XI. — LA MISSION DU COMTE DE TAUFFKIRCHEN.

Le prince de Hohenlohe, qui est aujourd’hui le représentant considéré de l’empereur d’Allemagne à Paris, était alors président du conseil du roi de Bavière. Il avait à se préoccuper avant tout des intérêts et de la sécurité de son pays ; il ne pouvait, quelle que fût l’intensité de son patriotisme allemand, les subordonner aux convenances de la politique prussienne. Il lui importait d’obtenir du cabinet de Vienne la certitude qu’il ne séparerait pas sa cause de celle de l’Allemagne. Le prince de Hohenlohe avait sous la main, dans son cabinet, un homme dévoué, un ancien magistrat, le comte de Tauffkirchen ; il l’improvisa envoyé extraordinaire. M. de Tauffkirchen, au lieu de se rendre directement à Vienne, prit le chemin des écoliers : il passa par Berlin. Il devait prendre langue avec M. de Bismarck et régler sa montre sur la sienne.

Le ministre prussien avait déjà fait maintes avances au gouvernement autrichien, publiquement devant le parlement du Nord, et secrètement par les voies de la diplomatie.

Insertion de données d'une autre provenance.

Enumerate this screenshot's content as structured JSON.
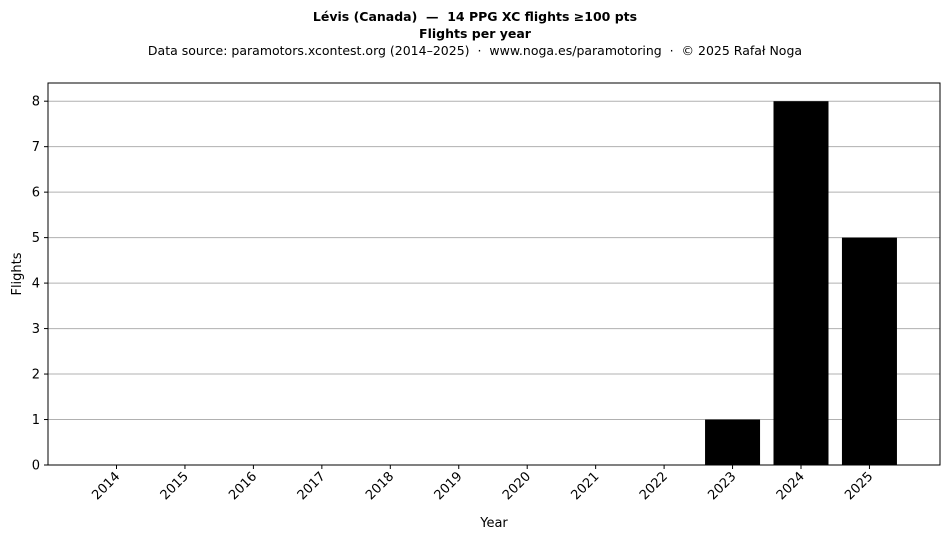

Mais les manifestations du Reichstag étaient restées sans écho à Vienne et l’offre d’une alliance n’y avait provoqué que des réflexions ironiques : « Une alliance, avait dit M. de Beust, prévoit la défaite et la victoire ; je sais ce qui m’attend en cas de défaite, mais que m’offrirez-vous en cas de succès ? Sans doute un exemplaire richement relié du traité de Prague. » L’épigramme était vive, elle laissait l’envoyé prussien décontenancé. L’envoyé bavarois espérait être plus heureux, les diplomates improvisés ne doutent de rien. Leur confiance est parfois à la hauteur de leur inexpérience.

D’après M. de Tauffkirchen, la France était la brebis galeuse, elle troublait l’Europe, et le seul moyen de la contenir était de la mettre en face d’une solide alliance. La Russie le comprenait ainsi, elle était prête à s’unir à d’Allemagne et à l’Autriche.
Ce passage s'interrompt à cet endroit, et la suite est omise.